Figure 8. Knock down of [HDAC2 + HDAC3] or [HDAC1 + HDAC3] regulates MHCA expression in RCCs.

(A) A498 and UOK121LN cells were transfected with a scrambled siRNA control or with siRNA molecules to knock down the expression of Beclin1 or ATG5. After 24 h, cells were treated with vehicle control or [GZ17-6.02 (2 μM) plus axitinib (50 nM)] in combination for 6 h. Cells were fixed in place and the expression of HDAC1, HDAC2, HDAC3, MHCA and ERK2 determined (n = 3 +/− SD) ^* p < less than corresponding values in siSCR cells. (B) A498 and UOK121LN cells were transfected with a scrambled siRNA control or with siRNA molecules to knock down the expression of HDAC1, HDAC2 and HDAC3, as indicated. After 24 h, cells were fixed in place and the expression of MHCA and ERK2 determined (n = 3 +/− SD) ^# p < 0.05 greater than siSCR control.

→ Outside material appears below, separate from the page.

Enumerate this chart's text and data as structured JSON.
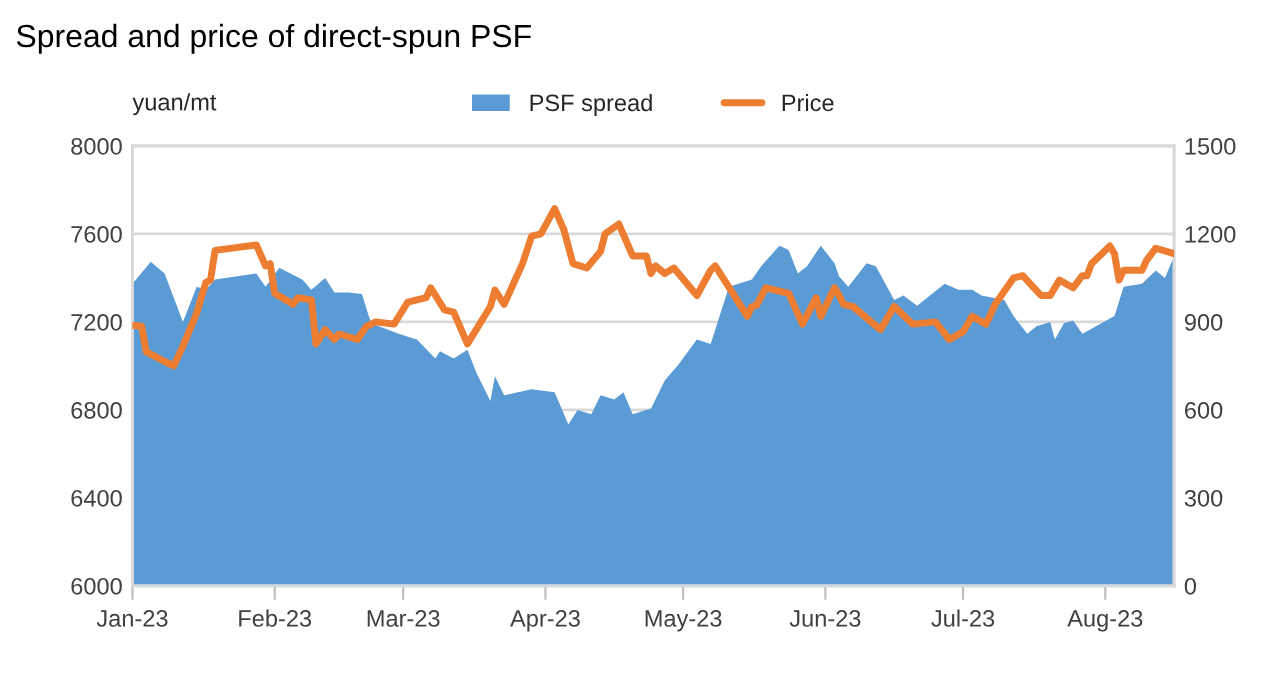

Figure 9. GZ17-6.02 regulates MHCA expression in a variety of tumor cell types and is more capable of regulating MHCA levels than HDAC inhibitors.

Tumor cells (renal: UOK121LN, A498; breast: BT483, MCF7; hepatoma: HEPG2, HEP3B; colorectal: HCT116, HT29) were treated with vehicle control or with GZ17-6.02 (2 μM), sodium valproate (250 μM), vorinostat (250 nM) or entinostat (50 nM) for 6 h. The expression of MHCA and ERK2 determined (n = 3 +/− SD) ^# p < 0.05 greater than siSCR control.

Figure 10. Control siRNA knock down and protein over-expression in RCCs.

Cells were transfected to over-express or knock down protein expression. Twenty-four h after transfection, cells were fixed in place and immuno-stained to determine protein levels with invariant ERK2 as a loading control (n = 3 +/− SD).